Specimen carp anglers normally adopt a static approach but will often take a stalking rod so that they can adopt a roving approach and target cruising or basking fish on the surface or in the margin while waiting for fish to move in and settle over their baited swims.

Carp can be caught on all methods depending on the conditions and time of year.  Pellets, luncheon meat and sweetcorn are all productive baits for carp but for specimen fish boilies are the No 1 choice.  These high protein baits can be bought commercially in a huge range of exotic flavours or easily made at home to your own recipes..

Boilies come in many sizes and colours and they is a mind boggling range of flavours and stimulants which can be added to mixes or applied to individual baits to fool wary fish into feeding.

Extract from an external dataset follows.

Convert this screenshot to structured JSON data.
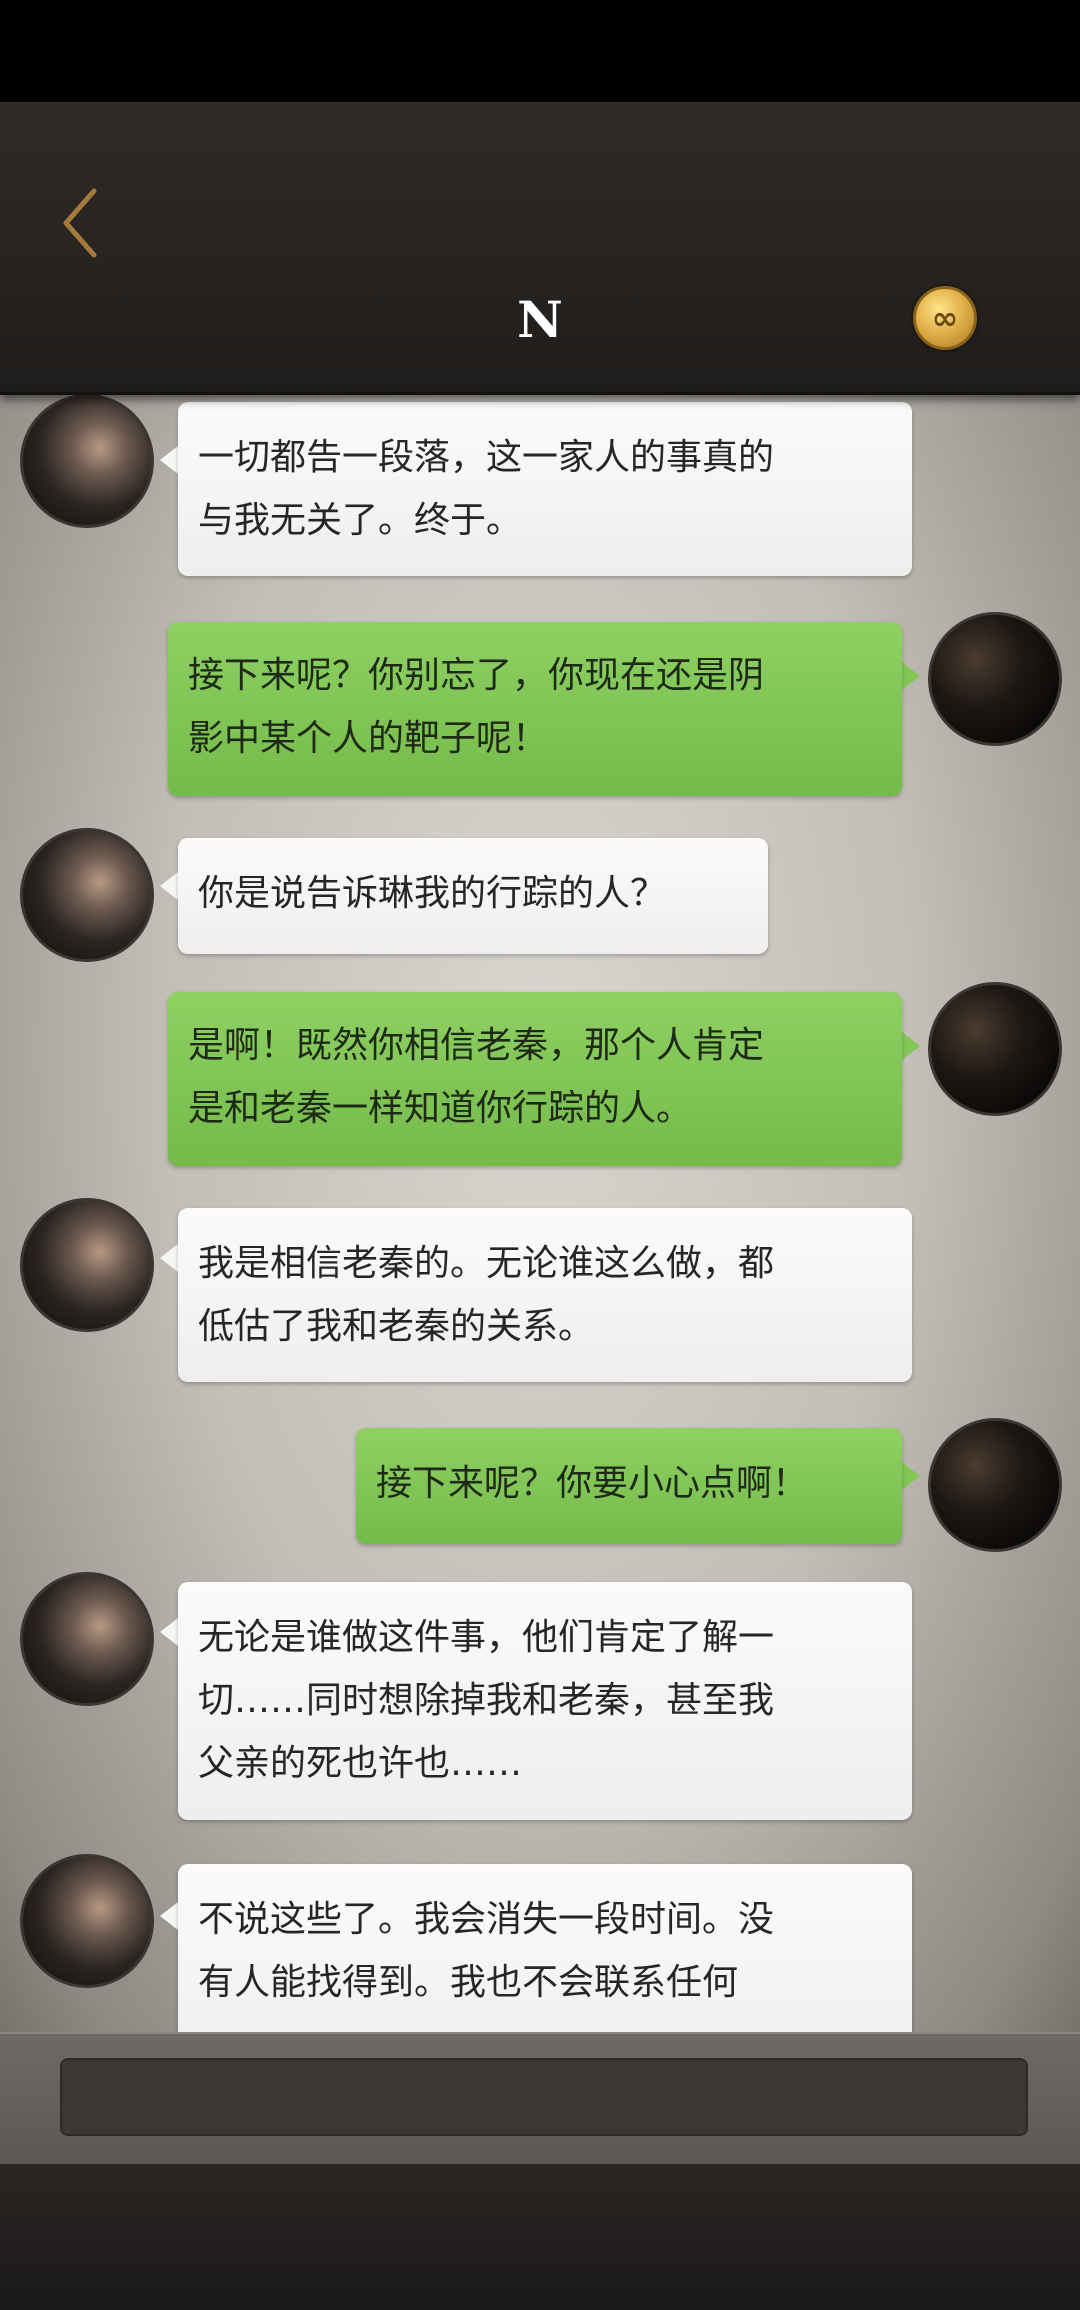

Smaller carp up to 10 lbs will feed on conventional baits such as maggots, casters, worms, sweetcorn, luncheon meat etc  and introducing a bed of particles such as micro pellets, hemp or other seeds over which to present your hookbait is productive for fish of all sizes.

Carp have become the mainstay of most commercially stocked waters where they are stocked in high densities.  Many of these waters hold ghost carp as well as the more usual common and mirror carp.  These fish are a cross between the common carp and koi carp. They grow to low to mid double figures and have a reputation for fighting very hard for their size.